Before the opening bell sounded this morning, Goldman Sachs cut its rating for Marathon Oil Corporation (MRO - 27.45) to "neutral" from "buy."
There could be additional negative notes in store for the oil and gas concern. According to Zacks, there are seven "strong buys" and one "buy," compared to nine "holds" and not a single "sell" in sight.
Furthermore, the consensus 12-month price target -- as calculated by Thomson Reuters -- sits at $34.44, which represents a 24.5% premium to Monday's close of $27.67.
Elsewhere on Wall Street, it looks like relatively few traders are betting on the stock to fall. Short interest for MRO fell 13.2% during the past month. These bearish bets now account for just 1.6% of the security's float, pointing to a rather scant supply of sideline cash.
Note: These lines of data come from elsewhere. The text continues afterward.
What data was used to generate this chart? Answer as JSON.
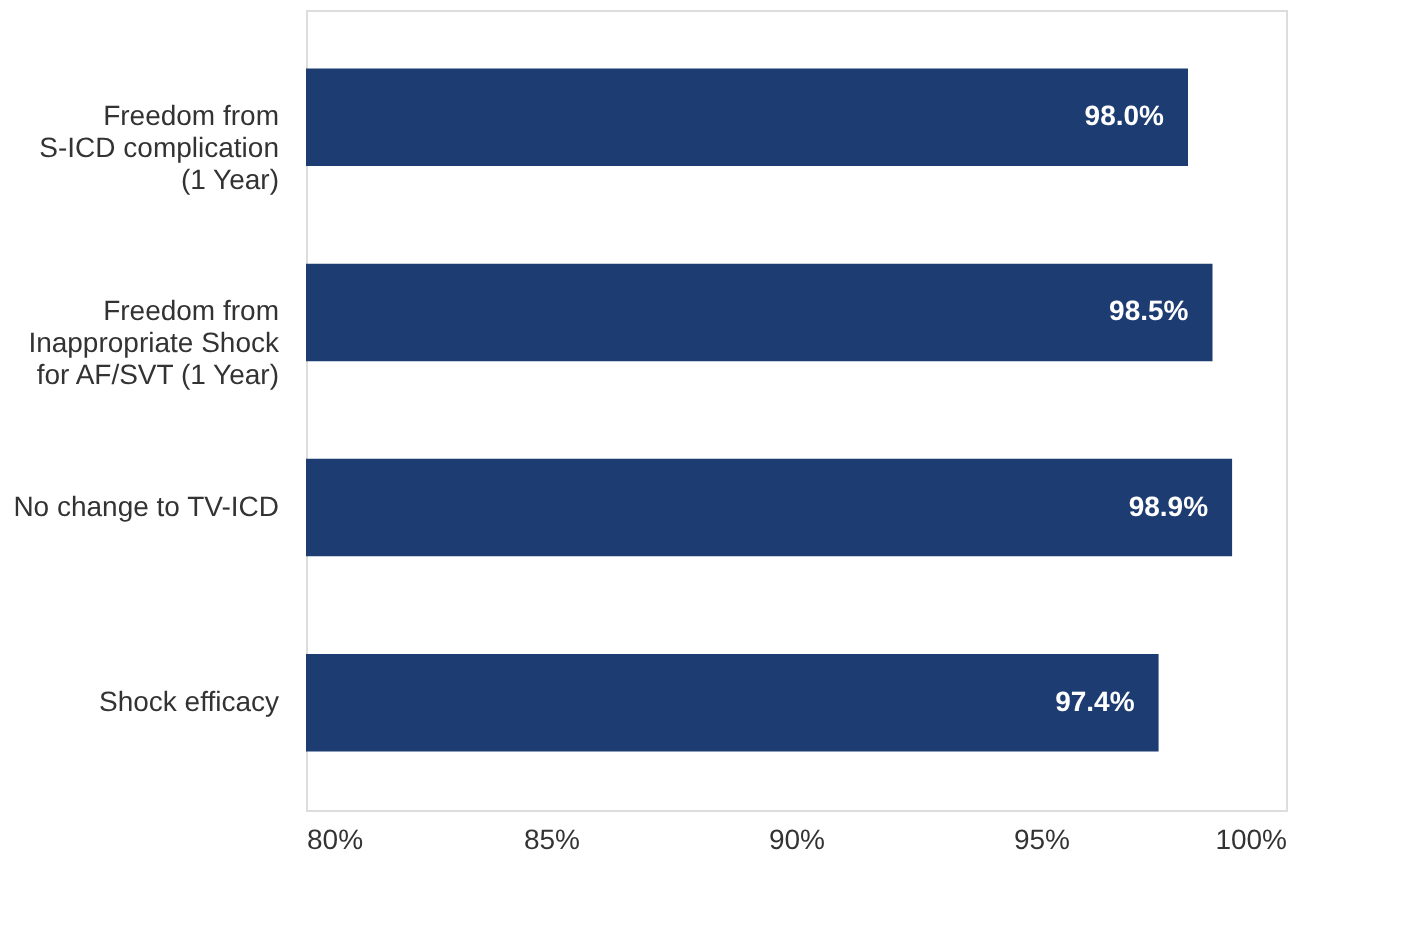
{
  "chart_data": {
    "type": "bar",
    "orientation": "horizontal",
    "categories": [
      "Freedom from\nS-ICD complication\n(1 Year)",
      "Freedom from\nInappropriate Shock\nfor AF/SVT (1 Year)",
      "No change to TV-ICD",
      "Shock efficacy"
    ],
    "values": [
      98.0,
      98.5,
      98.9,
      97.4
    ],
    "value_labels": [
      "98.0%",
      "98.5%",
      "98.9%",
      "97.4%"
    ],
    "color": "#1d3d72",
    "xlim": [
      80,
      100
    ],
    "xticks": [
      {
        "value": 80,
        "label": "80%"
      },
      {
        "value": 85,
        "label": "85%"
      },
      {
        "value": 90,
        "label": "90%"
      },
      {
        "value": 95,
        "label": "95%"
      },
      {
        "value": 100,
        "label": "100%"
      }
    ],
    "grid": false
  }
}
Yet, options traders seem to have adopted a pessimistic stance on MRO, as evidenced by the stock's 10-day put/call volume ratio of 0.90 on the International Securities Exchange (ISE), Chicago Board Options Exchange (CBOE), and NASDAQ OMX PHLX (PHLX). This ratio ranks above 92% of all other readings taken during the past 12 months, suggesting that traders on these exchanges have initiated bearish bets over bullish at a faster clip than usual over the past two weeks.
Likewise, MRO's Schaeffer's put/call open interest ratio (SOIR) of 0.78 lands just eight percentage points from a pessimistic peak, indicating that short-term options traders have been more bearishly aligned only 8% of the time during the past year.